Backed with 48 votes to 7 and 10 abstentions, the resolution points out that “a child is first and foremost a child, regardless of ethnic origin, gender, nationality or social and economic background, ability, migration or residence status”.
The European Parliament wholeheartedly supports the Commission’s endeavor to adopt a comprehensive Strategy on the rights of the child, said Juan Fernando López Aguilar (S&D, ES), LIBE Chair and rapporteur, remarking that it is fundamental that the Commission takes every step necessary to ensure that all children in Europe, irrespective of their gender, ethnicity or race are enabled to live, grow and develop in fully enjoyment of their rights and liberties.
It is of utmost importance that we join forces to make sure children are protected from ongoing and emerging threats, the rapporteur underscored.
MEPs also put the spotlight on the huge toll the Covid-19 crisis is having on children, further exacerbating their risk of poverty, severely affecting access to education, compromising their physical and mental health and increasing the danger of violence and abuse. MEPs urge the Commission to table, as announced, a legislative proposal to establish the European Child Guarantee in the first quarter of 2021.

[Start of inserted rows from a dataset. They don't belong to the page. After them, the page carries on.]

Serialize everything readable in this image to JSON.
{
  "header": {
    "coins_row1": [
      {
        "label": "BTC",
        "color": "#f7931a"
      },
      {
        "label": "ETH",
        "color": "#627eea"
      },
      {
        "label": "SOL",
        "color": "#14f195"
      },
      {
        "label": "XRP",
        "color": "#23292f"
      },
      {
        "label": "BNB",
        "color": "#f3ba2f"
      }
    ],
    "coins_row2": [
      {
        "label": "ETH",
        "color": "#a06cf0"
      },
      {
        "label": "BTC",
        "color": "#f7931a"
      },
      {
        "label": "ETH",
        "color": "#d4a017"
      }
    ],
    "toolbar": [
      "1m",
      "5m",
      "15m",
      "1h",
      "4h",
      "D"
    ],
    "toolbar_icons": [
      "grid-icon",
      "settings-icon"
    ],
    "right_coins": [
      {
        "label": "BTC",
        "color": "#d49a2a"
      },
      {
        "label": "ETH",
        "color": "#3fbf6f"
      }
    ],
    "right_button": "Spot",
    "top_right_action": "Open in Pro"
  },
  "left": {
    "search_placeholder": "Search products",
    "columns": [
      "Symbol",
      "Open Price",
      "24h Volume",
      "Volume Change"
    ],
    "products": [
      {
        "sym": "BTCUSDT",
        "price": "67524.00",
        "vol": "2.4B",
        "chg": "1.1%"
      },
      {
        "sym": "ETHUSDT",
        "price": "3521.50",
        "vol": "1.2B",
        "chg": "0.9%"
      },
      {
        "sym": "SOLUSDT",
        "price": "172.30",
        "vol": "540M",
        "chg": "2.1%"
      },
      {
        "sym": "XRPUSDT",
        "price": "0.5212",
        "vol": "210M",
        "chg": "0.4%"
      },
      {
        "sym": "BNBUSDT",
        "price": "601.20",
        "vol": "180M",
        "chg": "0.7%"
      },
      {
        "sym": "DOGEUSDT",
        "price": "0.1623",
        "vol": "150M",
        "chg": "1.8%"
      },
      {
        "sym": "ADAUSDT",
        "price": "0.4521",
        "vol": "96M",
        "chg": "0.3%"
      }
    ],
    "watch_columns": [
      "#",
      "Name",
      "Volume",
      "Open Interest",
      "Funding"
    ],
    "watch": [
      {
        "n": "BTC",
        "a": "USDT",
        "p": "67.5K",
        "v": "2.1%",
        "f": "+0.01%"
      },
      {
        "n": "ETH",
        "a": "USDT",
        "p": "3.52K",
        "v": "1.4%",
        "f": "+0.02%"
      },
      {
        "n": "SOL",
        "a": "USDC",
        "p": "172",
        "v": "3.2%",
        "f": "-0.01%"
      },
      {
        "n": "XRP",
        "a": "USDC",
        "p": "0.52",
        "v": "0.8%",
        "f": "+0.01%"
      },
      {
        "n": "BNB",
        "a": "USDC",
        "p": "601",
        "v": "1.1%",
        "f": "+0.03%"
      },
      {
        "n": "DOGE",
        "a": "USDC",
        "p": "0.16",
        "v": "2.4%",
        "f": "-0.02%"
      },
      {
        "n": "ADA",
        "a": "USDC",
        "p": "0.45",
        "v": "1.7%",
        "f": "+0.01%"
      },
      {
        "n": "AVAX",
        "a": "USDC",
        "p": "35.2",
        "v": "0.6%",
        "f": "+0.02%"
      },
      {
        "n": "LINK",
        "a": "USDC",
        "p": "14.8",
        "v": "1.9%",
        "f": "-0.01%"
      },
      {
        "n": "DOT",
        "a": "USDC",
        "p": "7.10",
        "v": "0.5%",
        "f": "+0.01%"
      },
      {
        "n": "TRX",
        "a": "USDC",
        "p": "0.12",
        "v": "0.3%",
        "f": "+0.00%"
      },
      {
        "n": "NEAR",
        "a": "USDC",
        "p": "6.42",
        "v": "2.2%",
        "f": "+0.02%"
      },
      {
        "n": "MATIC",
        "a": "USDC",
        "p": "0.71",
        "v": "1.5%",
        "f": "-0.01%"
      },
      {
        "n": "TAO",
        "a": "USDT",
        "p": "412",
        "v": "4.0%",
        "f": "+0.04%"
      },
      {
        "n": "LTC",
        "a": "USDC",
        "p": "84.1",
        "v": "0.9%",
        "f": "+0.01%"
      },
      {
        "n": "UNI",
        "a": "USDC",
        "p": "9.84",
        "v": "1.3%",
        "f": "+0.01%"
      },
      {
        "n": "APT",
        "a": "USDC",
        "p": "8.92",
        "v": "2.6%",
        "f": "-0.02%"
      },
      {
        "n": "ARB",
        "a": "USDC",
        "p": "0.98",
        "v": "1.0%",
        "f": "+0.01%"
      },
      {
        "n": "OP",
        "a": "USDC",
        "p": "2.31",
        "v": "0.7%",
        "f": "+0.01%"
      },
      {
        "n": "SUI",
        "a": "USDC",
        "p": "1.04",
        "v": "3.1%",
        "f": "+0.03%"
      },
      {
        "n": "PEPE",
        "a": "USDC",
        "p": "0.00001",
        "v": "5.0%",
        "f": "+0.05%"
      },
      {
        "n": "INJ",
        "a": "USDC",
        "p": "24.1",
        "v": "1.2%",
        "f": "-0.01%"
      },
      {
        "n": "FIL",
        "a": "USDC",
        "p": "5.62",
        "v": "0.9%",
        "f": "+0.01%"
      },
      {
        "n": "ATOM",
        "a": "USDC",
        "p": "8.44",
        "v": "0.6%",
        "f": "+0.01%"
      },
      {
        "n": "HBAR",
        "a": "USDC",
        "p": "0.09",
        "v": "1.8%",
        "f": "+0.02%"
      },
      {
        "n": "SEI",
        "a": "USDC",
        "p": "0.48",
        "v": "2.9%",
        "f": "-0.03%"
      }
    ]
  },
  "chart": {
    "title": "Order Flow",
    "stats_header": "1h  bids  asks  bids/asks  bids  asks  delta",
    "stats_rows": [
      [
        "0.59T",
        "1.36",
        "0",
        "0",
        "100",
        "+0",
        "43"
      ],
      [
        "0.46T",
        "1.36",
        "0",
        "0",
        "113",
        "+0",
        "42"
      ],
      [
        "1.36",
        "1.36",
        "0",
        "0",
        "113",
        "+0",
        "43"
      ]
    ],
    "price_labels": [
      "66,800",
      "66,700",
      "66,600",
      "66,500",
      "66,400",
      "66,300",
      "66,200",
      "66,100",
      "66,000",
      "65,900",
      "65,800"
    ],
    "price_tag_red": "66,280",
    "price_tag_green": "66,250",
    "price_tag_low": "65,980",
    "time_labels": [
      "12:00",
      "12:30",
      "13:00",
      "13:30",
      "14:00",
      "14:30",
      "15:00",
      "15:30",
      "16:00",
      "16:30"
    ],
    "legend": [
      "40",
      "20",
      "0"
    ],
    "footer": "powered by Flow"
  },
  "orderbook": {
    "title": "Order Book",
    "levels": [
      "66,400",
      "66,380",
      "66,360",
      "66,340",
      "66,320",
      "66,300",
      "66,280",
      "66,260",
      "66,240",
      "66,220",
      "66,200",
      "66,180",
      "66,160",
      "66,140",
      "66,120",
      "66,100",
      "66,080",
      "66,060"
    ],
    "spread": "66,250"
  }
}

Member States should take the necessary measures to guarantee the right of education for every child, prevent early school leaving and ensure gender-equitable access to inclusive education from early childhood, including for Romani children, children with disabilities and migrant children.
MEPs demanded that digital education should never permanently replace in-person learning and called age-appropriate information about sex and sexuality to be included in the school curriculum.
Lawmakers claimed that the situation of children in migration both within and outside the EU must improve. They put the accent on family reunification and adequate reception conditions, removing barriers to access basic services and integration measures. Member States should avoid detention of children and guarantee that unaccompanied minors benefit of legal representatives and guardians.
LIBE lawmakers are particularly worried about sexual abuse against children, which has increased due to the pandemic and the lockdown, while social services and protective institutions became highly inaccessible. So far 23 EU Member States have not yet implemented the 2011 directive on combating the sexual abuse and sexual exploitation of children and child pornography.
MEPs stressed that cooperation with law enforcement authorities and service providers is key concerning child sexual abuse online, and called on EU countries that have not yet done so to criminalise online grooming.
The resolution also demands for ending, in law and in practice, all child labour and for facilitating the return of European children detained abroad for association with armed groups (such as the Islamic State) to their country of origin. It urges as well for combatting all forms of violence and exploitation, including forced marriage, trafficking, torture, honour killing, female genital mutilation, incest, forced leaving of school and the use of children as soldiers.
The Chamber will vote on the non-legislative resolution during the next plenary session, scheduled for 8-11 March. The Commission is expected to present an updated EU strategy on Children’s Rights in the coming months.